Dans ce cas, l’huissier de justice est compétent pour intervenir et dresser un procès-verbal de constat de non-représentation d’enfant. En présence du parent lésé, l’huissier de justice se rend au domicile de celui-ci ou au pas de la porte du parent qui retient l’enfant. Sur place, il constate la non-présentation du parent avec l’enfant ou le refus de remettre l’enfant.

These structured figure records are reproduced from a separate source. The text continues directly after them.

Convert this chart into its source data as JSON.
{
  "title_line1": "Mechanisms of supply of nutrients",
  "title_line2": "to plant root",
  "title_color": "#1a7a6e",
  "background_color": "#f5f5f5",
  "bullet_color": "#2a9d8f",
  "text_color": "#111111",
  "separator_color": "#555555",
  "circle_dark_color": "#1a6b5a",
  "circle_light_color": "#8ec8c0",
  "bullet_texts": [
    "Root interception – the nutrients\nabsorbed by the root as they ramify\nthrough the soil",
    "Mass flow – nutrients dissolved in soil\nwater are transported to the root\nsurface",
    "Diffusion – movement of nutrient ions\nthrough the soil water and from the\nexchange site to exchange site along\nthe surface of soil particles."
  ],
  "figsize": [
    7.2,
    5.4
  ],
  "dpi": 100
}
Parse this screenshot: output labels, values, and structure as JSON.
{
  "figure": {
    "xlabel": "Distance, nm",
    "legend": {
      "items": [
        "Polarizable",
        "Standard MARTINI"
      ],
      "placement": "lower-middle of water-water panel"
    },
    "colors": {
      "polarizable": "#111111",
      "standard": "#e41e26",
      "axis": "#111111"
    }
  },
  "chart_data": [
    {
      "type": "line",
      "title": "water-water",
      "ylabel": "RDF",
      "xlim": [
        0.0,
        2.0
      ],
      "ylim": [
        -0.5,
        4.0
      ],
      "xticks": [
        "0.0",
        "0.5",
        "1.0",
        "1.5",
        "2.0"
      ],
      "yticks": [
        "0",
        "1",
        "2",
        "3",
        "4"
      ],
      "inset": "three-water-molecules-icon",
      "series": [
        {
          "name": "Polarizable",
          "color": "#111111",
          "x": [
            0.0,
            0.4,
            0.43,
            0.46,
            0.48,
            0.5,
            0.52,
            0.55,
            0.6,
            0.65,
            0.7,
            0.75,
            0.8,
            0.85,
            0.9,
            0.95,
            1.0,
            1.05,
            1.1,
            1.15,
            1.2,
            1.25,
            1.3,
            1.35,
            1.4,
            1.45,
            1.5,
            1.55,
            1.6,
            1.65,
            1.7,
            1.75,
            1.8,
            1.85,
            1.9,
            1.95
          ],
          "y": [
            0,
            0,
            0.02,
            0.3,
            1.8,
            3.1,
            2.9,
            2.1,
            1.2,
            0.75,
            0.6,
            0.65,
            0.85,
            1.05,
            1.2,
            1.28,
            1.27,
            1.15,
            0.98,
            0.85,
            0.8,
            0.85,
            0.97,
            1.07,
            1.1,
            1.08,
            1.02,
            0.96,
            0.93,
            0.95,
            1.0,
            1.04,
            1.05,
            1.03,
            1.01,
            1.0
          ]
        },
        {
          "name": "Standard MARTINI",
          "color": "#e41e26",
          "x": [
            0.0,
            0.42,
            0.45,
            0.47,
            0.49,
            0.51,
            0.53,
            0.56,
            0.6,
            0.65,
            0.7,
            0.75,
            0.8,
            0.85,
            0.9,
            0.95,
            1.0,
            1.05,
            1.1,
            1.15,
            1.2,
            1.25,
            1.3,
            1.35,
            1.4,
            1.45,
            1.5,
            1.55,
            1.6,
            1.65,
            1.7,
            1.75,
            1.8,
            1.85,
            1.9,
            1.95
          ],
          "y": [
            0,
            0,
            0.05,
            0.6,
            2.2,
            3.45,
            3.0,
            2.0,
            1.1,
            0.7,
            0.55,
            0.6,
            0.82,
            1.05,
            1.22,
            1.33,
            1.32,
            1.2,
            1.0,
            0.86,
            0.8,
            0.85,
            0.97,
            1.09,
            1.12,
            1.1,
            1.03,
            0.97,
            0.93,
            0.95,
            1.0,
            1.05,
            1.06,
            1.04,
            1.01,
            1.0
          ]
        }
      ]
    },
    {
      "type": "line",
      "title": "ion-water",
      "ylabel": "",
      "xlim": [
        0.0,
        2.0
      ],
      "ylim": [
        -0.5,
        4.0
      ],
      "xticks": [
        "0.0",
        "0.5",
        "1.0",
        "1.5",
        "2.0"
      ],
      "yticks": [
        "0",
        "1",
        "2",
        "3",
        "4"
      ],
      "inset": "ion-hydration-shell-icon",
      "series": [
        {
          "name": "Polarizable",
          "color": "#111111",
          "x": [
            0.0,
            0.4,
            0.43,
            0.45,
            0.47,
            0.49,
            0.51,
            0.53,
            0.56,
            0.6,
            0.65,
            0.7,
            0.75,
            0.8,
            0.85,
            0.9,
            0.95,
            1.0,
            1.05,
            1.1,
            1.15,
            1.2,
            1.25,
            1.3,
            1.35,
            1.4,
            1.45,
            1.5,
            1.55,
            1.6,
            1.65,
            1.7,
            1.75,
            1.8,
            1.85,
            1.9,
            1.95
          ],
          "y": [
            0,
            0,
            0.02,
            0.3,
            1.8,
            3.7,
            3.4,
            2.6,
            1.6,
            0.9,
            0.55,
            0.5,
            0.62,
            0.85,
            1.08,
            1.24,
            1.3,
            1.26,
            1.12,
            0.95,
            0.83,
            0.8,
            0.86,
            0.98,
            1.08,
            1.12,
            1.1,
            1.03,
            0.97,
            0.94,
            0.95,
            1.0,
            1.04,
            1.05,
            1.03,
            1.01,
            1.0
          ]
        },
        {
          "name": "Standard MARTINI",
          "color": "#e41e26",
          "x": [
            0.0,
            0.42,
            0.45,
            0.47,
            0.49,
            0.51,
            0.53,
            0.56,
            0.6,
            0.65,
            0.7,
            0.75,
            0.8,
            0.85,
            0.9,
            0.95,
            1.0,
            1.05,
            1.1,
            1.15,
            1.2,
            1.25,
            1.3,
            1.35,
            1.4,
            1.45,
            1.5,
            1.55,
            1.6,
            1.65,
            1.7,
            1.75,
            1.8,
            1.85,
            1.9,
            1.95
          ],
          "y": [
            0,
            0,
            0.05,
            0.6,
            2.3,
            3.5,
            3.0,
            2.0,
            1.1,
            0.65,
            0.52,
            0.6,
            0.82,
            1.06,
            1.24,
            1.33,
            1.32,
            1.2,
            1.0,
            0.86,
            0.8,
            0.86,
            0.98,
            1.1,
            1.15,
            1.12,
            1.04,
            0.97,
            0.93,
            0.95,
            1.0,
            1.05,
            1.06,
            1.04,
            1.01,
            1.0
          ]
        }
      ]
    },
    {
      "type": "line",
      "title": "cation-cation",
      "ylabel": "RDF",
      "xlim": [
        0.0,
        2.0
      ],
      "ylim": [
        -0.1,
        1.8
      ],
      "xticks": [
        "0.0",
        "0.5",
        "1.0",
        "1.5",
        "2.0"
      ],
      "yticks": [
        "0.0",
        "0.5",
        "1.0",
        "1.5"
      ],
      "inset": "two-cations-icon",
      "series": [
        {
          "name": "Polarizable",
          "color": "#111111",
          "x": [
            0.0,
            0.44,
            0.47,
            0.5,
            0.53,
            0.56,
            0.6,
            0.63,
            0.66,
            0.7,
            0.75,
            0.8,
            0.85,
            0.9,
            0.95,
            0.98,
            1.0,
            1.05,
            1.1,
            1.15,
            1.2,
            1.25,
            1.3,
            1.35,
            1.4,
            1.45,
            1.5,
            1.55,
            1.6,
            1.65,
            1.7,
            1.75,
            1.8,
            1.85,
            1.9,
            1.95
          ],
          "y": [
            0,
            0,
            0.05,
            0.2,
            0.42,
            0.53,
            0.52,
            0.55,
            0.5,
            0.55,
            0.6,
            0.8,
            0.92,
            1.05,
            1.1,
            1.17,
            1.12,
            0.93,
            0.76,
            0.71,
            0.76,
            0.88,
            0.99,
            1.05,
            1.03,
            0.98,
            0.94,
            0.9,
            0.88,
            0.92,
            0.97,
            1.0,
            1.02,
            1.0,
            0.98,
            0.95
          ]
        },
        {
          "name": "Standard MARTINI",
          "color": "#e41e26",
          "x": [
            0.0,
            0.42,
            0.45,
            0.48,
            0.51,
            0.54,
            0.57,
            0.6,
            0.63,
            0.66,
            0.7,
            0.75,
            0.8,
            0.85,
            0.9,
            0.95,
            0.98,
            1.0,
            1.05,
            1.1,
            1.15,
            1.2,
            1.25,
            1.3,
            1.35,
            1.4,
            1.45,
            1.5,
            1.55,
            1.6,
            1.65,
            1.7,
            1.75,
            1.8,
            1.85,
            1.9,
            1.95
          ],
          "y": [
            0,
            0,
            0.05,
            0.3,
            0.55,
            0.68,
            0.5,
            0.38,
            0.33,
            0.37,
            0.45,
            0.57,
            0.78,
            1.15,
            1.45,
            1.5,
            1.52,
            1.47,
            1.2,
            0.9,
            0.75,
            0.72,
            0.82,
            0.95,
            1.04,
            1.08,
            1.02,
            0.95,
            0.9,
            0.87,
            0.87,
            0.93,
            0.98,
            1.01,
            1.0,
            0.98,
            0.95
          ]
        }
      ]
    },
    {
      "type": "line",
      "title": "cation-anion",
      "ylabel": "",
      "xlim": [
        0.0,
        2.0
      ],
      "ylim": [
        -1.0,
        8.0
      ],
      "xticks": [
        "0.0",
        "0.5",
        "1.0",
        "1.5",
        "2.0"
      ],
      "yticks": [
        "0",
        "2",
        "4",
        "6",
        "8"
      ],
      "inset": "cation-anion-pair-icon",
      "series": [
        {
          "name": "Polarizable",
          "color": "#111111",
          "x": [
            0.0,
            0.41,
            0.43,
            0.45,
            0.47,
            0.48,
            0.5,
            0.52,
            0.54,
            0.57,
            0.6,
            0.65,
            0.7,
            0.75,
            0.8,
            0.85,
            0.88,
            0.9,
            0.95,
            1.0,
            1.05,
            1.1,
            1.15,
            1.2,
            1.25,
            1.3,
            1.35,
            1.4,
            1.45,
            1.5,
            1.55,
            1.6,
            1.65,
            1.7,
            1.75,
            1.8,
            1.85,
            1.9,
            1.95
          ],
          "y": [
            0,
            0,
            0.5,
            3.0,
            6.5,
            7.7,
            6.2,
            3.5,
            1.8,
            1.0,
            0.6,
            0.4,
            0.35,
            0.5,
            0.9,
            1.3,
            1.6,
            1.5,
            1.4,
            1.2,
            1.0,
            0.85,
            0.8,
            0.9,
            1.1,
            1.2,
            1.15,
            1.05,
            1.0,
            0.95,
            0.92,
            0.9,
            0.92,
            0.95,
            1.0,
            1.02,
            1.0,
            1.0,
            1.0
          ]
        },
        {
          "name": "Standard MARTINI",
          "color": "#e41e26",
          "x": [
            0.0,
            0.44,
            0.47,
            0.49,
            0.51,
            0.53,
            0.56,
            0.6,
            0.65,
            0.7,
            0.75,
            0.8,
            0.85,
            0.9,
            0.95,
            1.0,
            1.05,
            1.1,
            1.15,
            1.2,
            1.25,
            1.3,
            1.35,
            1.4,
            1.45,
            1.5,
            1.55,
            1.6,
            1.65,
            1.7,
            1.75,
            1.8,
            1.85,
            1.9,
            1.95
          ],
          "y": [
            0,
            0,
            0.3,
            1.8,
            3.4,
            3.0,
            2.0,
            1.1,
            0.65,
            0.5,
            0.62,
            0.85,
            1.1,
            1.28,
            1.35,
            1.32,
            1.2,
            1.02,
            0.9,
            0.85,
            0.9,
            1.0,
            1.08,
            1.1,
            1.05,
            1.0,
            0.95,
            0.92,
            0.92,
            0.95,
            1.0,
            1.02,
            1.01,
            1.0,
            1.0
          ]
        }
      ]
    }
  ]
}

Naturellement, eu égard à la situation actuelle, ces constatations doivent être effectuées dans le respect des mesures de sécurité mises en place afin de freiner la propagation du COVID-19.

Comme le précise l’article 1er de l’ordonnance n°45-2592 du 2 novembre 1945, relative au statut des huissiers, « ces constatations font foi jusqu’à preuve contraire ».
Le procès-verbal de constat pourra être présenté devant le Juge aux affaires familiales pour faire valoir les droits du parent lésé.

Dans l’hypothèse où la garde partagée serait matériellement impossible à mettre en œuvre, il est conseillé aux parents séparés de faire preuve de bon sens et de trouver un accord. Il sera préférable pour le premier parent de reporter le temps passé avec l’enfant lors du confinement sur le temps accordé au second parent, lors des vacances scolaires par exemple.

La priorité doit rester l’équilibre de l’enfant.

Notes :

[1Article 15-3 du Code pénal, alinéa 1er : Les officiers et agents de police judiciaire sont tenus de recevoir les plaintes déposées par les victimes d’infractions à la loi pénale, y compris lorsque ces plaintes sont déposées dans un service ou une unité de police judiciaire territorialement incompétents. Dans ce cas, la plainte est, s’il y a lieu, transmise au service ou à l’unité territorialement compétents.